Sales tax event (collection or remittance) (txn_id)

month, txn_id, date, event_type, taxable_sales, tax_amount, cash_paid

  • txn_idgl_journal.txn_id

  • month → BS line “Sales Tax Payable”

  • Payable deltas reconcile with BS sales tax payable

  • Remittance reduces payable; collection increases payable

bank_statement.csv

Bank transaction (bank_txn_id)

month, bank_txn_id, posted_date, description, amount, gl_txn_id

  • gl_txn_idgl_journal.txn_id (link bank item to GL posting)

  • month → cash rollforward checks

  • Bank items link to GL (gl_txn_id exists)

  • Aggregate cash activity consistent with CF/BS cash movement (in this synthetic model)

Schedules and supporting tables

Schedules / supporting tables

Table

Grain (one row per…)

Key fields

Common joins

Common checks

fixed_assets.csv

Asset (asset_id)

asset_id, asset_name, in_service_month, cost, useful_life_months, salvage_value, method

  • asset_iddepreciation_schedule.asset_id

  • in_service_month → depreciation start month logic

  • Unique asset_id

  • Life and salvage values sane (non-negative)

depreciation_schedule.csv

Asset × month (asset_id + month)

month, asset_id, dep_expense, accum_dep, net_book_value

  • asset_id → fixed_assets

  • month → IS/BS (Depreciation expense / Accumulated depreciation / Net PP&E)

  • net_book_value decreases logically; never below salvage (for model rules)

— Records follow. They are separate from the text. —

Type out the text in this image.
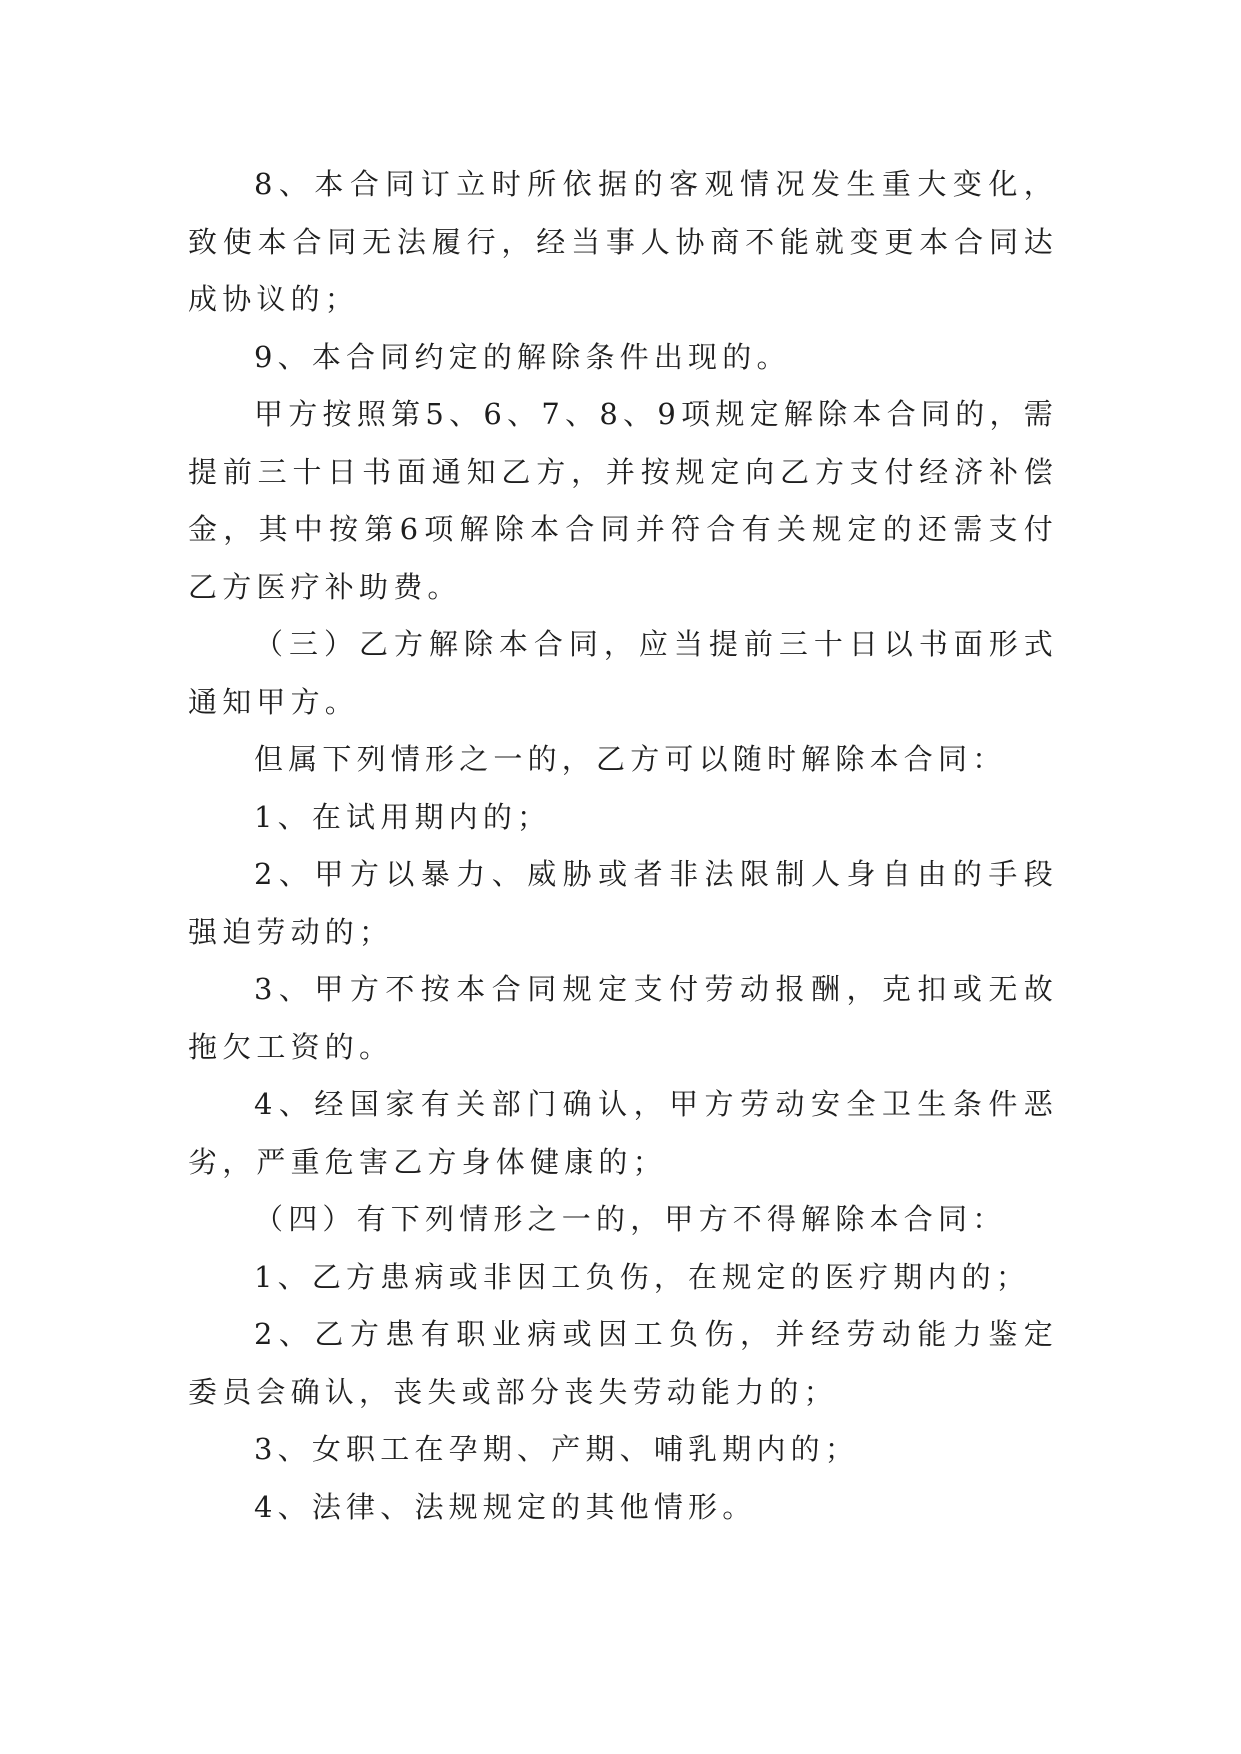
8、本合同订立时所依据的客观情况发生重大变化，致使本合同无法履行，经当事人协商不能就变更本合同达成协议的；

9、本合同约定的解除条件出现的。

甲方按照第5、6、7、8、9项规定解除本合同的，需提前三十日书面通知乙方，并按规定向乙方支付经济补偿金，其中按第6项解除本合同并符合有关规定的还需支付乙方医疗补助费。

（三）乙方解除本合同，应当提前三十日以书面形式通知甲方。

但属下列情形之一的，乙方可以随时解除本合同：

1、在试用期内的；

2、甲方以暴力、威胁或者非法限制人身自由的手段强迫劳动的；

3、甲方不按本合同规定支付劳动报酬，克扣或无故拖欠工资的。

4、经国家有关部门确认，甲方劳动安全卫生条件恶劣，严重危害乙方身体健康的；

（四）有下列情形之一的，甲方不得解除本合同：

1、乙方患病或非因工负伤，在规定的医疗期内的；

2、乙方患有职业病或因工负伤，并经劳动能力鉴定委员会确认，丧失或部分丧失劳动能力的；

3、女职工在孕期、产期、哺乳期内的；

4、法律、法规规定的其他情形。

  • Accumulated depreciation monotone increasing

debt_schedule.csv

Loan × month (loan_id + month)

month, loan_id, txn_id, beginning_balance, payment, interest, principal, ending_balance

  • txn_idgl_journal.txn_id (debt-related postings)

  • month → BS line “Notes Payable” and CF financing section

  • Beginning + principal logic consistent: ending ≈ beginning − principal (within rounding)

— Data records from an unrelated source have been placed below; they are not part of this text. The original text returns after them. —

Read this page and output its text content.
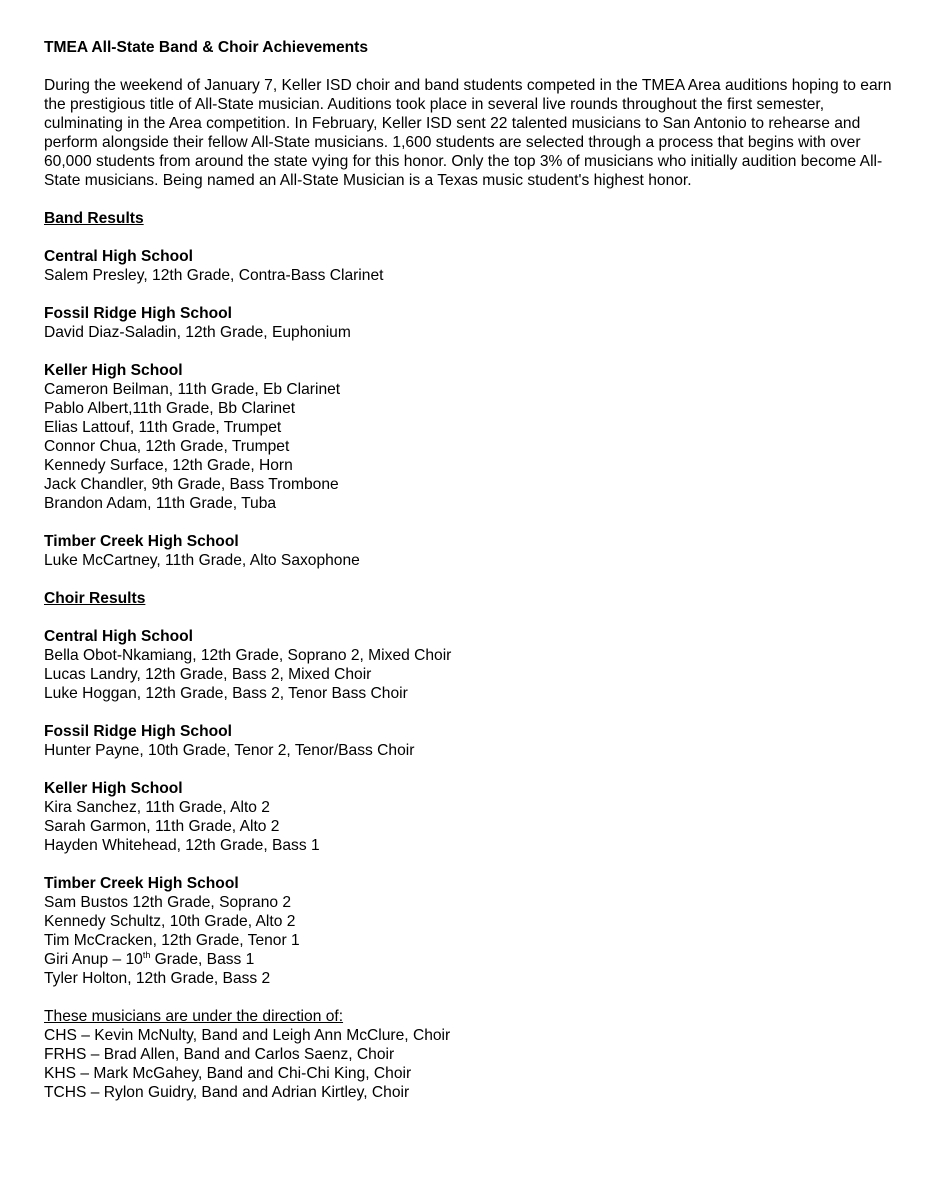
TMEA All-State Band & Choir Achievements
During the weekend of January 7, Keller ISD choir and band students competed in the TMEA Area auditions hoping to earn the prestigious title of All-State musician. Auditions took place in several live rounds throughout the first semester, culminating in the Area competition. In February, Keller ISD sent 22 talented musicians to San Antonio to rehearse and perform alongside their fellow All-State musicians. 1,600 students are selected through a process that begins with over 60,000 students from around the state vying for this honor. Only the top 3% of musicians who initially audition become All-State musicians. Being named an All-State Musician is a Texas music student's highest honor.
Band Results
Central High School
Salem Presley, 12th Grade, Contra-Bass Clarinet
Fossil Ridge High School
David Diaz-Saladin, 12th Grade, Euphonium
Keller High School
Cameron Beilman, 11th Grade, Eb Clarinet
Pablo Albert,11th Grade, Bb Clarinet
Elias Lattouf, 11th Grade, Trumpet
Connor Chua, 12th Grade, Trumpet
Kennedy Surface, 12th Grade, Horn
Jack Chandler, 9th Grade, Bass Trombone
Brandon Adam, 11th Grade, Tuba
Timber Creek High School
Luke McCartney, 11th Grade, Alto Saxophone
Choir Results
Central High School
Bella Obot-Nkamiang, 12th Grade, Soprano 2, Mixed Choir
Lucas Landry, 12th Grade, Bass 2, Mixed Choir
Luke Hoggan, 12th Grade, Bass 2, Tenor Bass Choir
Fossil Ridge High School
Hunter Payne, 10th Grade, Tenor 2, Tenor/Bass Choir
Keller High School
Kira Sanchez, 11th Grade, Alto 2
Sarah Garmon, 11th Grade, Alto 2
Hayden Whitehead, 12th Grade, Bass 1
Timber Creek High School
Sam Bustos 12th Grade, Soprano 2
Kennedy Schultz, 10th Grade, Alto 2
Tim McCracken, 12th Grade, Tenor 1
Giri Anup – 10th Grade, Bass 1
Tyler Holton, 12th Grade, Bass 2
These musicians are under the direction of:
CHS – Kevin McNulty, Band and Leigh Ann McClure, Choir
FRHS – Brad Allen, Band and Carlos Saenz, Choir
KHS – Mark McGahey, Band and Chi-Chi King, Choir
TCHS – Rylon Guidry, Band and Adrian Kirtley, Choir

  • Payment ≈ interest + principal (within rounding)

equity_events.csv

Equity event (txn_id)

month, txn_id, date, event_type, amount

  • txn_idgl_journal.txn_id

  • month → BS equity lines and CF (owner contribution/draw)

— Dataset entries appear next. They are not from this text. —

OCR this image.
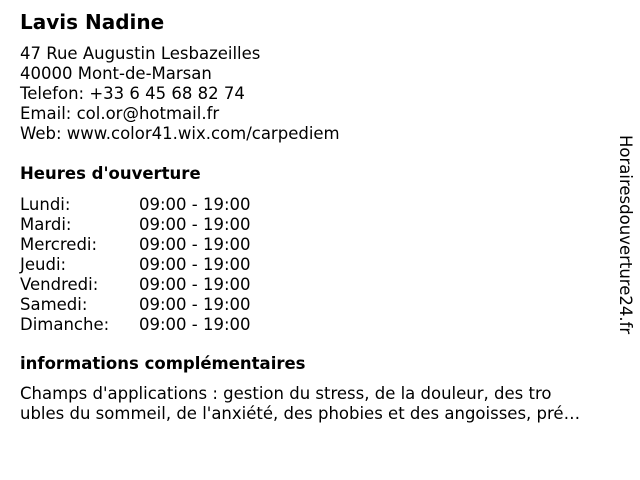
Lavis Nadine
47 Rue Augustin Lesbazeilles
40000 Mont-de-Marsan
Telefon: +33 6 45 68 82 74
Email: col.or@hotmail.fr
Web: www.color41.wix.com/carpediem
Heures d'ouverture
Lundi:	09:00 - 19:00
Mardi:	09:00 - 19:00
Mercredi:	09:00 - 19:00
Jeudi:	09:00 - 19:00
Vendredi: 09:00 - 19:00
Samedi:	09:00 - 19:00
Dimanche: 09:00 - 19:00
informations complémentaires
Champs d'applications : gestion du stress, de la douleur, des tro
ubles du sommeil, de l'anxiété, des phobies et des angoisses, pré…
Horairesdouverture24.fr
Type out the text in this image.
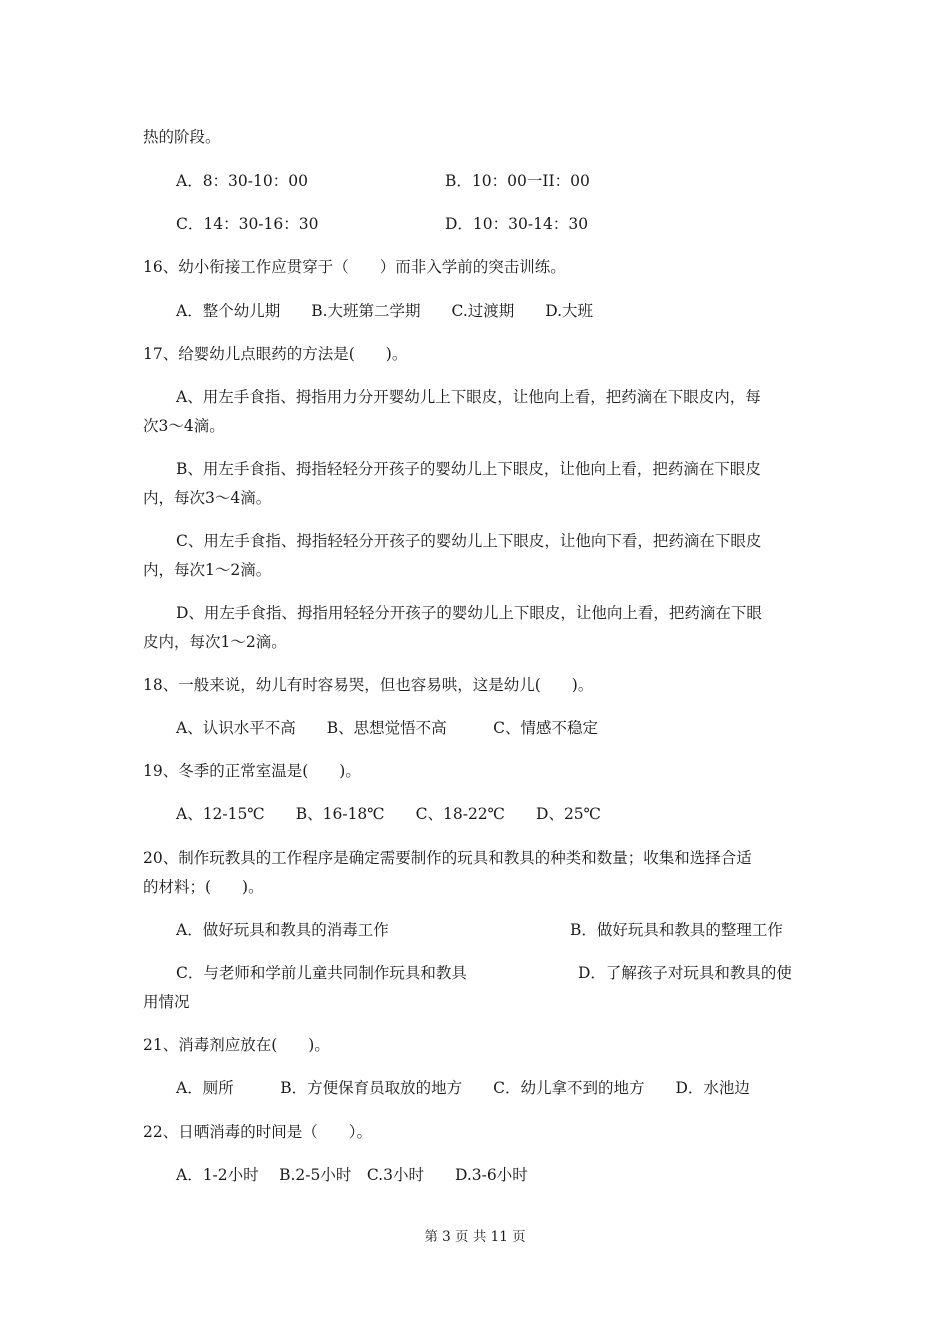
热的阶段。
A．8：30-10：00	B．10：00一II：00
C．14：30-16：30	D．10：30-14：30
16、幼小衔接工作应贯穿于（　　）而非入学前的突击训练。
A．整个幼儿期　　B.大班第二学期　　C.过渡期　　D.大班
17、给婴幼儿点眼药的方法是(　　)。
A、用左手食指、拇指用力分开婴幼儿上下眼皮，让他向上看，把药滴在下眼皮内，每
次3～4滴。
B、用左手食指、拇指轻轻分开孩子的婴幼儿上下眼皮，让他向上看，把药滴在下眼皮
内，每次3～4滴。
C、用左手食指、拇指轻轻分开孩子的婴幼儿上下眼皮，让他向下看，把药滴在下眼皮
内，每次1～2滴。
D、用左手食指、拇指用轻轻分开孩子的婴幼儿上下眼皮，让他向上看，把药滴在下眼
皮内，每次1～2滴。
18、一般来说，幼儿有时容易哭，但也容易哄，这是幼儿(　　)。
A、认识水平不高　　B、思想觉悟不高　　　C、情感不稳定
19、冬季的正常室温是(　　)。
A、12-15℃　　B、16-18℃　　C、18-22℃　　D、25℃
20、制作玩教具的工作程序是确定需要制作的玩具和教具的种类和数量；收集和选择合适
的材料；(　　)。
A．做好玩具和教具的消毒工作	B．做好玩具和教具的整理工作
C．与老师和学前儿童共同制作玩具和教具	D．了解孩子对玩具和教具的使
用情况
21、消毒剂应放在(　　)。
A．厕所　　　B．方便保育员取放的地方　　C．幼儿拿不到的地方　　D．水池边
22、日晒消毒的时间是（　　）。
A．1-2小时　 B.2-5小时　C.3小时　　D.3-6小时
第 3 页 共 11 页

  • Contribution increases equity; draw decreases equity (by sign convention)

nso_v1_meta.json

Dataset metadata (single document)

Seed, date window, scenario notes

  • Not joined; used for reproducibility and audit trail

  • Record seed/month window; keep alongside analyses for “what data was this?” tracking

Quick join patterns (most common in Track D)

These are the joins you will use constantly:

gl_journal.account_id  -> chart_of_accounts.account_id
trial_balance_monthly.account_id -> chart_of_accounts.account_id

ar_events.txn_id       -> gl_journal.txn_id
ap_events.txn_id       -> gl_journal.txn_id
inventory_movements.txn_id -> gl_journal.txn_id
payroll_events.txn_id  -> gl_journal.txn_id
sales_tax_events.txn_id -> gl_journal.txn_id
debt_schedule.txn_id   -> gl_journal.txn_id
equity_events.txn_id   -> gl_journal.txn_id
bank_statement.gl_txn_id -> gl_journal.txn_id

(Monthly alignment)
month -> statements_is_monthly.month / statements_bs_monthly.month / statements_cf_monthly.month

Quick “trust gates” (common checks you should do first)

If you only have time for a few checks, do these:

  1. GL transactions balance - For each txn_id in gl_journal.csv: sum(debit) == sum(credit)

  2. Balance sheet equation holds - In statements_bs_monthly.csv: Total Assets == Total Liabilities + Total Equity

  3. Cash rollforward agrees - In statements_cf_monthly.csv: Ending Cash (from bridge) == Ending Cash (balance sheet)

  4. Subledger rollforward sanity - AR/AP payables deltas move in the same direction as the corresponding BS lines.

These checks are why Track D can safely build “explainable regression” on top of the dataset: we’re not modeling noise from broken measurement.